Dans son article « Pitié pour Polanski » publié par Jewpop, Laurent Sagalovitsch dénonce la « démoniaque légèreté » avec laquelle on traite toutes ces affaires. Sa consœur Titiou Lecoq a écrit « J’accuse Roman Polanski (et les réactions face à l’affaire) », une tribune publiée par Slate (site sur lequel est habituellement publié Laurent Sagalovitsch), dans laquelle elle critique ses défenseurs, qu’elle compare à certains catholiques face aux viols perpétrés par des prêtres.
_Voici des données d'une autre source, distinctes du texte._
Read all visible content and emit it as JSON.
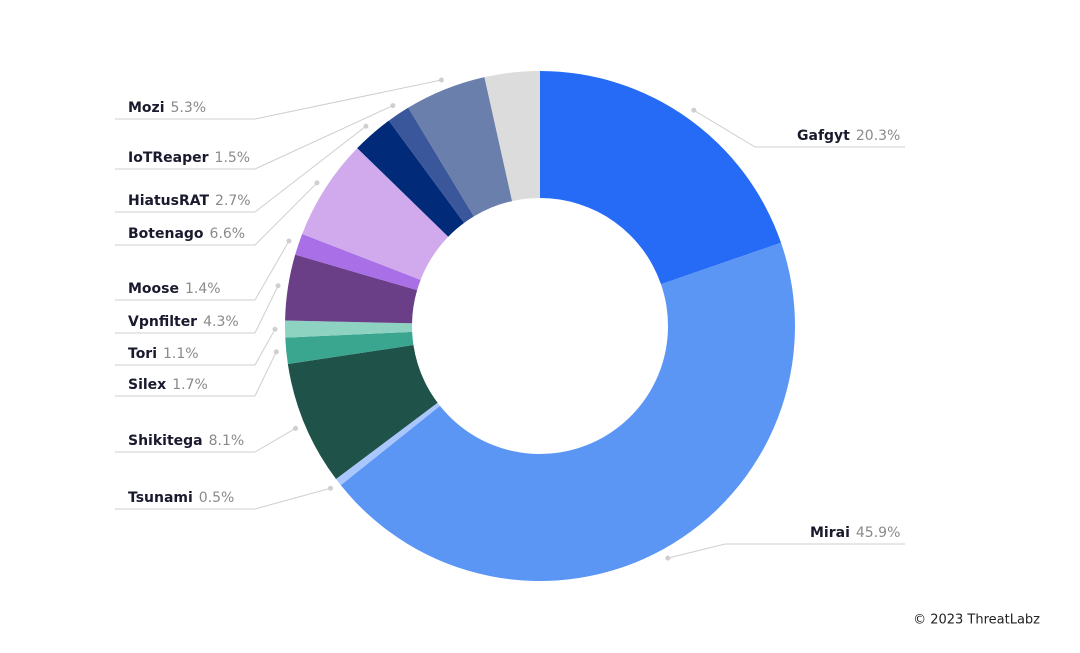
{
  "chart_data": {
    "type": "donut",
    "categories": [
      "Gafgyt",
      "Mirai",
      "Tsunami",
      "Shikitega",
      "Silex",
      "Tori",
      "Vpnfilter",
      "Moose",
      "Botenago",
      "HiatusRAT",
      "IoTReaper",
      "Mozi",
      null
    ],
    "values": [
      20.3,
      45.9,
      0.5,
      8.1,
      1.7,
      1.1,
      4.3,
      1.4,
      6.6,
      2.7,
      1.5,
      5.3,
      3.6
    ],
    "value_labels": [
      "20.3%",
      "45.9%",
      "0.5%",
      "8.1%",
      "1.7%",
      "1.1%",
      "4.3%",
      "1.4%",
      "6.6%",
      "2.7%",
      "1.5%",
      "5.3%",
      null
    ],
    "colors": [
      "#256bf5",
      "#5b96f5",
      "#a9c7fc",
      "#1f5249",
      "#3aa690",
      "#8ed3c2",
      "#6a3f88",
      "#a96fe6",
      "#d1aaee",
      "#012a78",
      "#3a579c",
      "#6a7fac",
      "#dcdcdc"
    ],
    "source": "© 2023 ThreatLabz"
  }
}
« Pour eux, la religion et l’Église sont des valeurs absolues, et ça leur est extrêmement difficile d’affronter les révélations des victimes. Le prêtre accusé est toujours décrit comme tellement gentil, serviable, etc. Qu’est-ce qu’on peut se moquer de ces gens, les tourner en ridicule parce qu’ils sont obtus, aveugles, de mauvaise foi, qu’ils refusent de voir l’évidence, leur prêtre est pourri, leur Église est pourrie, c’est tout. Mais quand votre religion, c’est l’art, quand vos prêtres sont les artistes (et je n’écris rien de très neuf, le critique Paul Bénichou l’a analysé dans Le sacre de l’écrivain, et cela s’applique parfaitement aux cinéastes), eh bien là, brusquement, on a droit à des discussions quasi théologiques sur la suprématie de l’art, sur l’homme et l’artiste qu’il faudrait distinguer – soit, grosso modo, l’ancienne dichotomie entre l’âme et la chair. La chair est faible, mais l’âme est belle. » écrit Titiou Lecoq.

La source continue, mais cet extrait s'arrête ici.